La complicidad en las palabras de la joven hizo brillar los ojos de la abuela.
—Lo sé, eres la única de mis nietas que se parece a mí, la que disfruta de lo bueno que la vida tiene para ofrecer. Espero que seas tan feliz como lo fui yo, aunque por eso mismo quizás también estés destinada a sufrir como yo.
—No diga eso, ¡usted fue la mujer más bella de Buenos Ayres! La más admirada, ¡la más amada!
—Y la más odiada también.
—No le creo, abuela.
—Es la verdad. A muchos les molestaba mi belleza, aunque sabían que eso era pasajero; en el fondo me envidiaban por algo más profundo: porque me animé a hacer lo que quise. Y no me lo perdonaron. El precio de mis elecciones fue el exilio, pero no me arrepiento. Todo lo vivido valió la pena. Ahora cuéntame, ¿cómo va tu relación con ese hombre prohibido? ¿Me vas a decir si ha avanzado algo, o apenas te toma una mano entre las suyas sin decidirse a más?
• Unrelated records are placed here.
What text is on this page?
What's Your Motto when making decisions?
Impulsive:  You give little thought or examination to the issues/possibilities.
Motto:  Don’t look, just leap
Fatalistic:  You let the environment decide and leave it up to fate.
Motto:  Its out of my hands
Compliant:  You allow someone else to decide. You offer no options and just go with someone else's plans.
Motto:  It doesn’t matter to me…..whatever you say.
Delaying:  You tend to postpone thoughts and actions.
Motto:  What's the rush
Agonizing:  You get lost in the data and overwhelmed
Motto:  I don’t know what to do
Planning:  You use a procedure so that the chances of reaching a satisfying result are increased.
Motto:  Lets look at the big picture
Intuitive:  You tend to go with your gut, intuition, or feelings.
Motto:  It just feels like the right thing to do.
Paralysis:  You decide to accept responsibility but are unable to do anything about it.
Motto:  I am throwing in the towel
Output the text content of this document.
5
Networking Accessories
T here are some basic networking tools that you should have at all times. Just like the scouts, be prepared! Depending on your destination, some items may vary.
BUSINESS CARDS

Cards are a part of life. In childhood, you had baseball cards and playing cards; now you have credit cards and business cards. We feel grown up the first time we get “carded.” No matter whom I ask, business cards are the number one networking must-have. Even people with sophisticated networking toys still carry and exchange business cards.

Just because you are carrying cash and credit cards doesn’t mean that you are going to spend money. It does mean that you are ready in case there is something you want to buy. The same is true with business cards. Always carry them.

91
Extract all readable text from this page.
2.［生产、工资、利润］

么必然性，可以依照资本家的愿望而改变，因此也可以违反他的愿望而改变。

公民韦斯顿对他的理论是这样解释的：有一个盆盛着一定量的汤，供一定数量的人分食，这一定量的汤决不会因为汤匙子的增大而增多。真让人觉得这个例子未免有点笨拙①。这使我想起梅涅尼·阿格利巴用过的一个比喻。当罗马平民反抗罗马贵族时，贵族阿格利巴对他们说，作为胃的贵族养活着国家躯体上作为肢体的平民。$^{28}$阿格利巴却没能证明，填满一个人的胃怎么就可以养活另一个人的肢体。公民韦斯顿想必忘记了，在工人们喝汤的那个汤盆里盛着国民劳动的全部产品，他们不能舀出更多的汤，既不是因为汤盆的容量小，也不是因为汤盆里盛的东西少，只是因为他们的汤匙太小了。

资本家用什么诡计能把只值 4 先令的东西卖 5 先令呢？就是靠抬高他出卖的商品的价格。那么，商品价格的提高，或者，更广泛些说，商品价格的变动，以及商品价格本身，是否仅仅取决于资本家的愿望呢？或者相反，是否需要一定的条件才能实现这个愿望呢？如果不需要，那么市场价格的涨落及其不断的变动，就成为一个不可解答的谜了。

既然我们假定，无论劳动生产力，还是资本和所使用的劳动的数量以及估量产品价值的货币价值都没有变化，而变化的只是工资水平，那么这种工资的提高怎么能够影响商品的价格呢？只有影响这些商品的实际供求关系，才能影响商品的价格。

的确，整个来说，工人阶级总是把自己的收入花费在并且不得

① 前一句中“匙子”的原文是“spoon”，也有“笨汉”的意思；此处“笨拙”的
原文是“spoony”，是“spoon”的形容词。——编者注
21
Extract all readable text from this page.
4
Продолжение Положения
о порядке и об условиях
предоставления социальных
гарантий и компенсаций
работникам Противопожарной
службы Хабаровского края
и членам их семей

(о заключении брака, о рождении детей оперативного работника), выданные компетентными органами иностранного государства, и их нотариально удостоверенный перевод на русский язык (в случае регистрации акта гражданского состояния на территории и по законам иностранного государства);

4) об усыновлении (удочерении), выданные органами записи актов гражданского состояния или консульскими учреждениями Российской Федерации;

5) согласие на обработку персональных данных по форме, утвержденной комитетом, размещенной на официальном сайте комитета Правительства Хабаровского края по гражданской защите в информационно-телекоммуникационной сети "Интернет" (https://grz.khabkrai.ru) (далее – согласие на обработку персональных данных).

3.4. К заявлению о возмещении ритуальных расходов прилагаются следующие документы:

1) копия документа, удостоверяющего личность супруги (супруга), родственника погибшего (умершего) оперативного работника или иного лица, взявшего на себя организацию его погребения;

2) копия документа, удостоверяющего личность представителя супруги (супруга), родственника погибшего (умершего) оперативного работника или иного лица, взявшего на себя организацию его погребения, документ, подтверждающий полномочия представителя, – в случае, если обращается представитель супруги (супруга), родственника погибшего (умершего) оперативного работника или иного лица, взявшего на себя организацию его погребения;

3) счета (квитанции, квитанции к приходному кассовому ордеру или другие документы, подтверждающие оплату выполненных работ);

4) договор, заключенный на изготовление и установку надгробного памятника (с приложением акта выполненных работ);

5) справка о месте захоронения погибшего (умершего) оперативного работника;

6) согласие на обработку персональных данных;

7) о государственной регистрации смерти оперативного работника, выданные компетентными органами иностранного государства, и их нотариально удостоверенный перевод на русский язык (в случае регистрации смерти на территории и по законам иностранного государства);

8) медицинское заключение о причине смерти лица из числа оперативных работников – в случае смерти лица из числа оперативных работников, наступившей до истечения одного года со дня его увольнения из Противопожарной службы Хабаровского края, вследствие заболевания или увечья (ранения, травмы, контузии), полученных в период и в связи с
—Le cuento todo lo que quiera del padre Ladislao y yo, abuela —respondió con las mejillas encendidas y sin bajar la mirada—, pero primero usted me tiene que revelar más detalles de su pasado. Las cosas que nunca ha dicho a nadie. Tatita ha prohibido hablar sobre su historia personal en casa, mi madre no se atreve a contradecirlo y yo no quiero quedarme con los rumores que corren en la ciudad, no creo que usted haya sido una espía francesa que trabajó para Napoleón. ¿Fue verdad o no?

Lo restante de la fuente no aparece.